Lassen Sie mich noch kurz auf die Schulabschlüsse eingehen; auch das wurde bereits erwähnt. Die Kultusministerkonferenz hat in ihrer Plenarsitzung im Juni 2009 in Stralsund ihren Beschluss bekräftigt, die Zahl der Schülerinnen und Schüler ohne Schulabschluss bis 2012 wenn möglich zu halbieren. Diese Aussage bezieht sich ausdrücklich auf den durch nationale Bildungsstandards abgesicherten Hauptschulabschluss. Darum geht es, meine Damen und Herren. Die Maßnahmen, die die Landesregierung eingeleitet hat, umfassen alle diese Punkte. Wir werden sie selbstverständlich mit allen im Bildungsbereich beteiligten Akteure und den Betroffenen intensiv diskutieren. Das ist der richtige Weg hin zu Inklusion.

Den Antrag der CDU-Fraktion, der uns heute vorliegt, brauchen wir dafür in dieser Form nicht. - Danke.

(Beifall SPD und DIE LINKE)

Vielen Dank, Frau Ministerin Dr. Münch. - Wir setzen die Aussprache mit dem Beitrag der einbringenden Fraktion fort. Herr Abgeordneter Hoffmann hat noch einmal das Wort.

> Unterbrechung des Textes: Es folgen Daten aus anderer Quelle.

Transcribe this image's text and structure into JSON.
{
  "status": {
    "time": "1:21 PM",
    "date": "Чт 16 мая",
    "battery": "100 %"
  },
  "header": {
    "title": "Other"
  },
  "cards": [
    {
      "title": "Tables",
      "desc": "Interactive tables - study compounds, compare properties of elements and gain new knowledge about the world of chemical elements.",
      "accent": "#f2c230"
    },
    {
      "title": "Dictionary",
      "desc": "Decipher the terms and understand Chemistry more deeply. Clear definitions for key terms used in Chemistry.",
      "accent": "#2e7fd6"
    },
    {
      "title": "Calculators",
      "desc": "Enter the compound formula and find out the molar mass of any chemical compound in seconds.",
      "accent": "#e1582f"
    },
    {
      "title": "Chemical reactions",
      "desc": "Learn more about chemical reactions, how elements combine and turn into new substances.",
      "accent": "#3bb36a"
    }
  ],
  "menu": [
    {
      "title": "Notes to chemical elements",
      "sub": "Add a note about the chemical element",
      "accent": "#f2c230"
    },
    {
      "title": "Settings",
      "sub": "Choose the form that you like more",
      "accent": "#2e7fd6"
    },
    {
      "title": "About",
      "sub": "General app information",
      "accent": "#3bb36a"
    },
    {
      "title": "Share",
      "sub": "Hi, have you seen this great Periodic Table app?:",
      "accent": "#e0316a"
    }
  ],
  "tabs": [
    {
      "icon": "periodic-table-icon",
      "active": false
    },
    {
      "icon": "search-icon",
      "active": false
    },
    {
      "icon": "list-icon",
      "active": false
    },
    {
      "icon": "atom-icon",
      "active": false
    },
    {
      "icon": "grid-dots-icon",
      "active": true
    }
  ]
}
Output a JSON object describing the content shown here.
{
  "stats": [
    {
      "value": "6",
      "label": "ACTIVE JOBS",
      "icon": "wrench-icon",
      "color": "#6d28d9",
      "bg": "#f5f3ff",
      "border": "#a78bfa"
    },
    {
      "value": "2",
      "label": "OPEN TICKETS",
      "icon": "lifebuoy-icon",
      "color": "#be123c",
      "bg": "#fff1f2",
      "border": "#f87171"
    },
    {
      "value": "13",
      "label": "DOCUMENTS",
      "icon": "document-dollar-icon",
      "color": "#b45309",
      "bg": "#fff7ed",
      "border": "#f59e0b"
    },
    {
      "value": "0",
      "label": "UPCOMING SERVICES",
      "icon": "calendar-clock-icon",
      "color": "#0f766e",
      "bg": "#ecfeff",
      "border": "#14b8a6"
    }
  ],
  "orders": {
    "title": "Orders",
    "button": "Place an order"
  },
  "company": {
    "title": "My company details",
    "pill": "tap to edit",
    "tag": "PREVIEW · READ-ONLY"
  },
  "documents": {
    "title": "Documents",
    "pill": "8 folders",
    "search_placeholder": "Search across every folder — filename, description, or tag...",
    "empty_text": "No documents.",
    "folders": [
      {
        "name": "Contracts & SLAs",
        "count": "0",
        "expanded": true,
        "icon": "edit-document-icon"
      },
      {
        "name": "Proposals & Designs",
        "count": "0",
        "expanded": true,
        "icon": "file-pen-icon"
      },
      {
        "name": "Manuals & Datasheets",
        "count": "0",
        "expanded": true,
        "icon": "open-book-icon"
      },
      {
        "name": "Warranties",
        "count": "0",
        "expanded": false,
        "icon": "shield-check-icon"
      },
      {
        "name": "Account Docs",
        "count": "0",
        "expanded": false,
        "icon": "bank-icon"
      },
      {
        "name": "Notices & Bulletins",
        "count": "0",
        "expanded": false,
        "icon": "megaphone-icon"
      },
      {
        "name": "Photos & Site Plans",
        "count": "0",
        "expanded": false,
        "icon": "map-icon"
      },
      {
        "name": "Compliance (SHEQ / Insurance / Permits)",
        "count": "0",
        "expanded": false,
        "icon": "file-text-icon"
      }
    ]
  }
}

Frau Präsidentin! Meine Damen und Herren! Zunächst, Frau Ministerin, glaube ich, es geht hier nicht um Panikmache, sondern um das, was wir in der Praxis jeden Tag schon jetzt erle

ben: dass es kaum noch möglich ist, erste Klassen in Förderschulen einzurichten, dass die wenigen ausgebildeten Sonderpädagogen von den Förderschulen abgezogen werden und man sich dann wundert, dass die Qualität dort vielleicht nicht mehr der entspricht, die wir haben wollen.

(Beifall CDU)

Herr Günther, es verlangt ja niemand, dass alle Überflieger sein müssen; aber was haben Sie denn nicht begriffen? Zum Ersten habe ich ein ganz klares Bekenntnis zur Behindertenrechtskonvention vorgetragen. Das habe ich extra gesagt, um Missverständnissen vorzubeugen. Wir haben gesagt, dass das ein langer Prozess ist; das sagt auch Frau Wöllert. Sie sagt, dass das nicht in ein, zwei Jahren gelingen kann. Wir haben nur gesagt: Wir müssen uns auch um die Kinder mit erhöhtem Förderbedarf in dieser Zeit kümmern, und wir müssen dafür sorgen, dass sie in dieser Zeit entsprechende Förderung erhalten. Wir können nicht einfach, weil wir vielleicht irgendwann ein inklusives Bildungssystem bekommen, jetzt schon sagen: Wir schwächen die Förderschulen und untergraben damit im Prinzip die Möglichkeit, den Kindern...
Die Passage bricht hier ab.